When engaged in the constant act of choosing music you like for 12+ years on a day-by-day basis, you know what you like and what you don’t like. Everybody does that. That is why everybody is a DJ. The crucial difference is that I recorded it. This fact sets me apart from the rest of the amateur record-scratchers and mix-tapers. Why don’t you go pull out one of your old mix tapes or CDs, or an old .m3u playlist and try to understand what you were thinking about when you felt passionate — or bored — enough to actually press the record button and pick some songs in a particular order. Or did you give them all away to potential booty calls?
Songs become old friends when you play them enough. Ensconced between the lyrics and the bassline, the drums and the swells, a personal soundtrack has embedded itself into the fabric of the music. Playing certain tracks is evocative to you in a way that nobody else is going to get just like you. Sharing these particular musical missives with others is, I believe, a fundamental art form. That’s why I do it.
So when I spend hours listening to my compilations, in order or on shuffle play, it has become something akin to going to church.
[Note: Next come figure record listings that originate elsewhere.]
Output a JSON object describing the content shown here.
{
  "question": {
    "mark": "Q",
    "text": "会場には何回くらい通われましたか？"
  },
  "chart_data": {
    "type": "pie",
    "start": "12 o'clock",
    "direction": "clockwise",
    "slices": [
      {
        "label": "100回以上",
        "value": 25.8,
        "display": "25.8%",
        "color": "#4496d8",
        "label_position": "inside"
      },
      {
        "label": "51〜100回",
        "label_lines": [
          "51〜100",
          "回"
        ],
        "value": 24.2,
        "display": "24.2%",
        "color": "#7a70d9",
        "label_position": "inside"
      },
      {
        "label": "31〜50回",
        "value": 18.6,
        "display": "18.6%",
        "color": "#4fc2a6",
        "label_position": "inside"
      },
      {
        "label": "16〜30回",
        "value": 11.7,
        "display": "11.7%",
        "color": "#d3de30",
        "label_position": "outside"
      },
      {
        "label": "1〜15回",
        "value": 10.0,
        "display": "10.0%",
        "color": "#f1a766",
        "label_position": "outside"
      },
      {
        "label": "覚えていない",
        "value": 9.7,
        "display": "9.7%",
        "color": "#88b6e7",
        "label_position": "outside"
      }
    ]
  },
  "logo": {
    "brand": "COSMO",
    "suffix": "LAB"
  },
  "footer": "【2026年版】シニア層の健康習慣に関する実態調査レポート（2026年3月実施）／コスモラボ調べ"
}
The best way that I can be a Shaman for everyone is to bring something back; that is certain compositions of music, perhaps in a certain order. I love these sermons. Because I recorded them myself of myself in space and time. When I press record, I realize that it is a positive, creative, wonderful thing that I have the cojones to take a deep breath and go live for posterity.